Reputation: 344
I'm having the following table:
productName | feature | probability_for _feature |
---|---|---|
A | w | 0.2 |
A | z | 0.8 |
B | w | 0.2 |
B | z | 0.8 |
B | x | 0.3 |
I want to get for each productName the product of probability for it's feature meaning productName A have both feature w with probability 0.2 and feature z with probability 0.8 hence the product for feature A will bee 0.2*0.8= 0.16. Thus , in the table above I will get:
productName | features | probability_for _feature |
---|---|---|
A | [w,z] | 0.16 |
B | [w,z,x] | 0.048 |
Or just :
productName | probability |
---|---|
A | 0.16 |
B | 0.048 |
I didn't find any product or multiply function as aggregation function and would like to get some help . Thank you !
Upvotes: 1
Views: 453
Reputation: 291
For aggregation with any function you can use the scan operator.
scan operator example cumulative sum
Example with multiply:
datatable (productName: string, feature: string, probability_for_feature: double)
[
'A', 'w', 0.2,
'A', 'z', 0.8,
'B', 'w', 0.2,
'B', 'z', 0.8,
'B', 'x', 0.3,
]
| sort by productName asc
| partition by productName
(
// for every productName scan all rows
scan declare (probability: double= 1.0) with
(
// multiply probability for every row and return last result
step s1 output=last: true => probability = probability_for_feature * s1.probability;
)
)
| project productName, probability
Upvotes: 1
Reputation: 25895
Here's an option, using a cumulative sum and leveraging the fact that log(x1) + log(x2) … + log(xN) == log(x1 * x2 * … * xN)
:
datatable(productName:string, feature:string, probability_for_feature:double)
[
'A', 'w', 0.2,
'A', 'z', 0.8,
'B', 'w', 0.2,
'B', 'z', 0.8,
'B', 'x', 0.3,
]
| order by productName asc
| extend l = log10(probability_for_feature), rn = row_number()

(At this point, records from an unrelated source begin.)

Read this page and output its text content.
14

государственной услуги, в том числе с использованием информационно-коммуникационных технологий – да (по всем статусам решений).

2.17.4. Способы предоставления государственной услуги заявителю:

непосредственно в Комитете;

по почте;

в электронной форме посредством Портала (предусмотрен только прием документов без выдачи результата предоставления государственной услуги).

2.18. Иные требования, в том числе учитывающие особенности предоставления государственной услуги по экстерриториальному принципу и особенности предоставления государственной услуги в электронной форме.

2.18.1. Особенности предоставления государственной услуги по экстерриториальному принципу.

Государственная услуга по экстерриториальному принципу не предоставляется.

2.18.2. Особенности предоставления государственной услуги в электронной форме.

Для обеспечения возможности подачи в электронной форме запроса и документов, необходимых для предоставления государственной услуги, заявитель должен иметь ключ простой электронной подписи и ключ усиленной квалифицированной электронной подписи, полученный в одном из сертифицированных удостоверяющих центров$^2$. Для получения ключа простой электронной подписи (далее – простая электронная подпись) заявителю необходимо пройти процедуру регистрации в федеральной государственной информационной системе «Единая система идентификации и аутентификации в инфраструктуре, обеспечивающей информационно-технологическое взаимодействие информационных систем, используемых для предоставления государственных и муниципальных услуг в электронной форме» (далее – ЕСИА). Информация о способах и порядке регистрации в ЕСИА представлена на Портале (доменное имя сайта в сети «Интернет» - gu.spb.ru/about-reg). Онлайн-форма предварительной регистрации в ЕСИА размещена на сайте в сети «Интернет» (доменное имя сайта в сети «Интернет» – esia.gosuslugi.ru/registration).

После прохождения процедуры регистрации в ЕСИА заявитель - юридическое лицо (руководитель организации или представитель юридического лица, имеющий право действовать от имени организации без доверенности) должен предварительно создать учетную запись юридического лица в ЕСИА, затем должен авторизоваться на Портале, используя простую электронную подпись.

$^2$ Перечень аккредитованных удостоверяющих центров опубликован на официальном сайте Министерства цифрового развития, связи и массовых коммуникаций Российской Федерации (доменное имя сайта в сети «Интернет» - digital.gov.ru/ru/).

| extend cumsum = row_cumsum(l, productName != prev(productName))
| summarize arg_max(rn, *), features = make_list(feature) by productName
| project productName, features, product = exp10(cumsum)
productName | features | product |
---|---|---|
A | [ "w", "z" ] |
0.16 |
B | [ "w", "z", "x" ] |
0.048 |
Upvotes: 1